Since the sequence $ x_k $ is monotone increasing and bounded from above, by the monotone convergence theorem it is convergent; and thus Cauchy.

Answer 3

You could use another way $$ x_{n+2}-x_{n+1}={x_{n+1}-x_n\over x_{n+2}+x_{n+1}} $$ As $x_n>0\;\forall n$, the above relation shows that your sequence is monotone.

$x_{n+1}<\sqrt{a}+1+\sqrt[2^n]a$

Proof: Let's name the above statement $P(n)$. For positive numbers $x,y$ we have $$ \sqrt{x+y}<\sqrt x+\sqrt y$$ $x_1=\sqrt{a}<\sqrt{a}+1+a=\sqrt{a}+1+\sqrt[2^0]{a}$. Suppose $P(n)$ is true. $$ x_{n+2}=\sqrt{a+x_{n+1}}<\sqrt{a+\sqrt a+1+\sqrt[2^n]{a}}<\sqrt{(\sqrt a+ 1)^2+\sqrt[2^n]{a}}<\sqrt a+1+\sqrt[2^{n+1}]a $$ We complete our proof using induction.

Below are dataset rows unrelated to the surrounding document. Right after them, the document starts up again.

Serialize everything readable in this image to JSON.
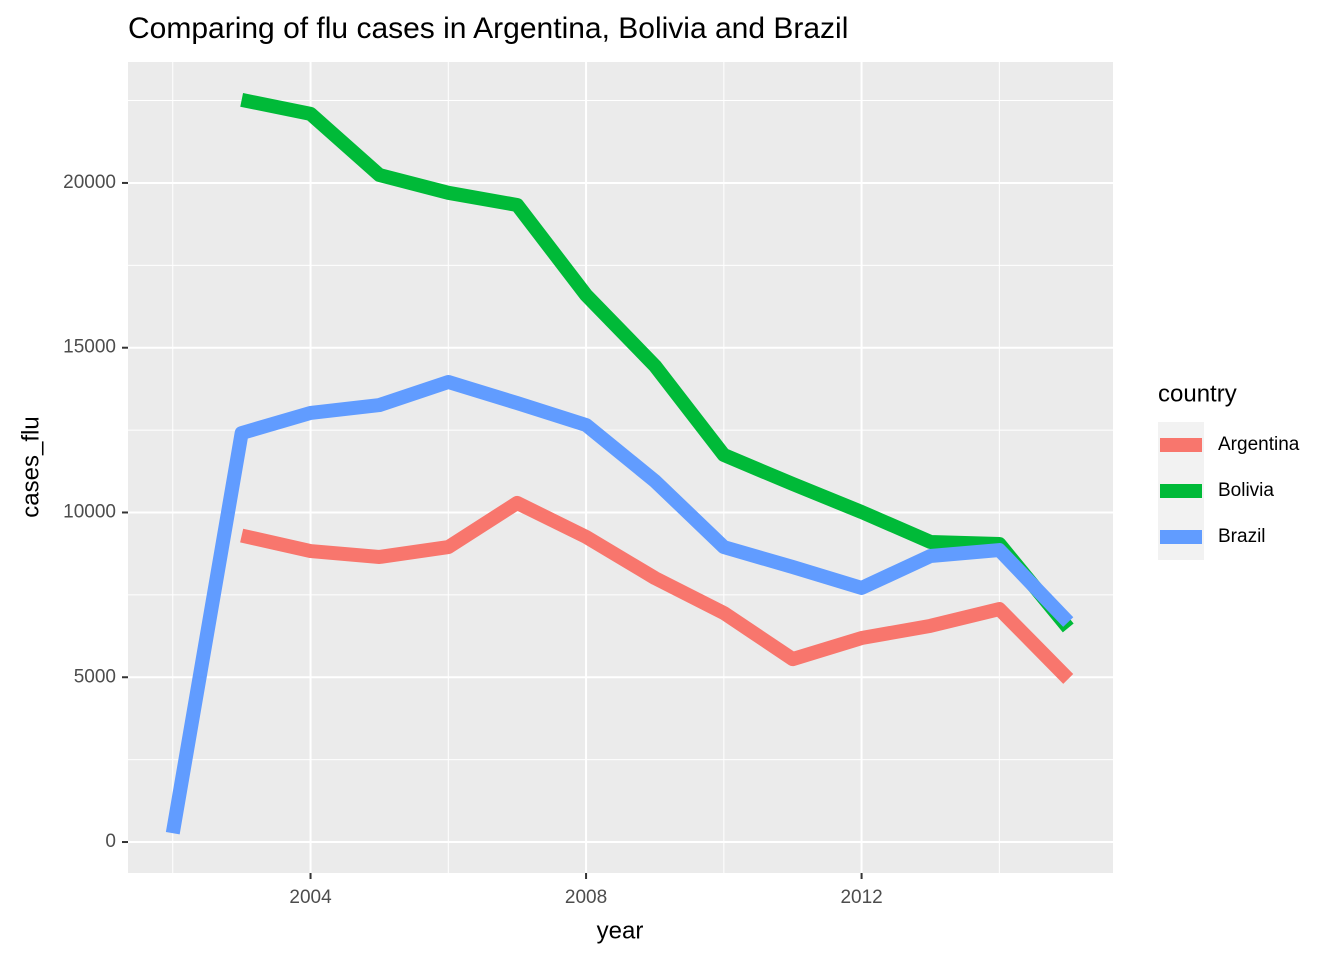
{
  "chart_data": {
    "type": "line",
    "title": "Comparing of flu cases  in Argentina, Bolivia and Brazil",
    "x_label": "year",
    "y_label": "cases_flu",
    "legend_title": "country",
    "x": [
      2002,
      2003,
      2004,
      2005,
      2006,
      2007,
      2008,
      2009,
      2010,
      2011,
      2012,
      2013,
      2014,
      2015
    ],
    "series": [
      {
        "name": "Argentina",
        "color": "#F8766D",
        "values": [
          null,
          9300,
          8830,
          8650,
          8950,
          10290,
          9260,
          8010,
          6950,
          5550,
          6190,
          6560,
          7070,
          4950
        ]
      },
      {
        "name": "Bolivia",
        "color": "#00BA38",
        "values": [
          null,
          22520,
          22095,
          20240,
          19700,
          19330,
          16600,
          14450,
          11745,
          10865,
          10015,
          9105,
          9045,
          6495
        ]
      },
      {
        "name": "Brazil",
        "color": "#619CFF",
        "values": [
          270,
          12410,
          13020,
          13260,
          13960,
          13320,
          12655,
          10955,
          8950,
          8345,
          7710,
          8680,
          8860,
          6675
        ]
      }
    ],
    "xlim": [
      2001.35,
      2015.65
    ],
    "xticks": [
      2004,
      2008,
      2012
    ],
    "xminor": [
      2002,
      2006,
      2010,
      2014
    ],
    "ylim": [
      -940,
      23670
    ],
    "yticks": [
      0,
      5000,
      10000,
      15000,
      20000
    ],
    "yminor": [
      2500,
      7500,
      12500,
      17500,
      22500
    ],
    "grid": true,
    "legend": "right"
  }
}
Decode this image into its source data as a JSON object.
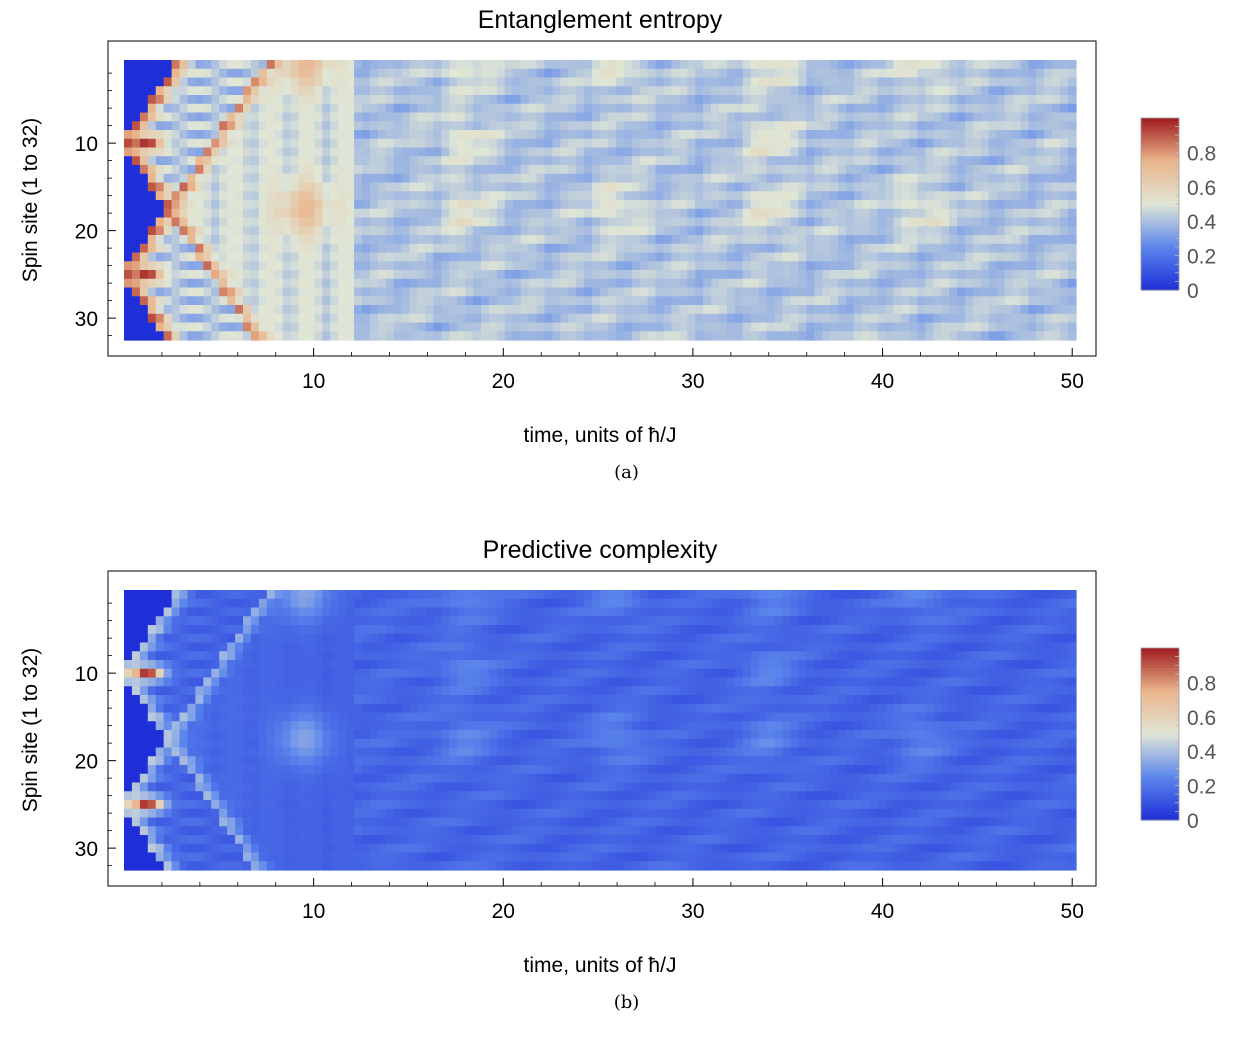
{
  "chart_data": [
    {
      "type": "heatmap",
      "title": "Entanglement entropy",
      "xlabel": "time, units of ħ/J",
      "ylabel": "Spin site (1 to 32)",
      "xticks": [
        "10",
        "20",
        "30",
        "40",
        "50"
      ],
      "yticks": [
        "10",
        "20",
        "30"
      ],
      "xlim": [
        0,
        50
      ],
      "ylim": [
        1,
        32
      ],
      "sources": [
        10,
        25
      ],
      "colorbar": {
        "ticks": [
          "0",
          "0.2",
          "0.4",
          "0.6",
          "0.8"
        ],
        "range": [
          0,
          1
        ]
      },
      "colors": [
        "#1f2fd8",
        "#5c86ec",
        "#e0e6d6",
        "#eab48a",
        "#a0191e"
      ],
      "caption": "(a)"
    },
    {
      "type": "heatmap",
      "title": "Predictive complexity",
      "xlabel": "time, units of ħ/J",
      "ylabel": "Spin site (1 to 32)",
      "xticks": [
        "10",
        "20",
        "30",
        "40",
        "50"
      ],
      "yticks": [
        "10",
        "20",
        "30"
      ],
      "xlim": [
        0,
        50
      ],
      "ylim": [
        1,
        32
      ],
      "sources": [
        10,
        25
      ],
      "colorbar": {
        "ticks": [
          "0",
          "0.2",
          "0.4",
          "0.6",
          "0.8"
        ],
        "range": [
          0,
          1
        ]
      },
      "colors": [
        "#1f2fd8",
        "#5c86ec",
        "#e0e6d6",
        "#eab48a",
        "#a0191e"
      ],
      "caption": "(b)"
    }
  ]
}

As $$\lim_{n\to\infty}\sqrt[2^{n}]a=1,\\ \exists m: n>m\implies x_{n}<\sqrt a+2$$ Therefore your sequence is bounded above by $\max(x_1,x_2,...,x_m,\sqrt a+2)$ and below by $\sqrt a$. As every bounded monotone sequence is convergent and every convergent sequence in $\mathbb{R}$ (or a complete metric space) is a Cauchy sequence, your sequence is Cauchy.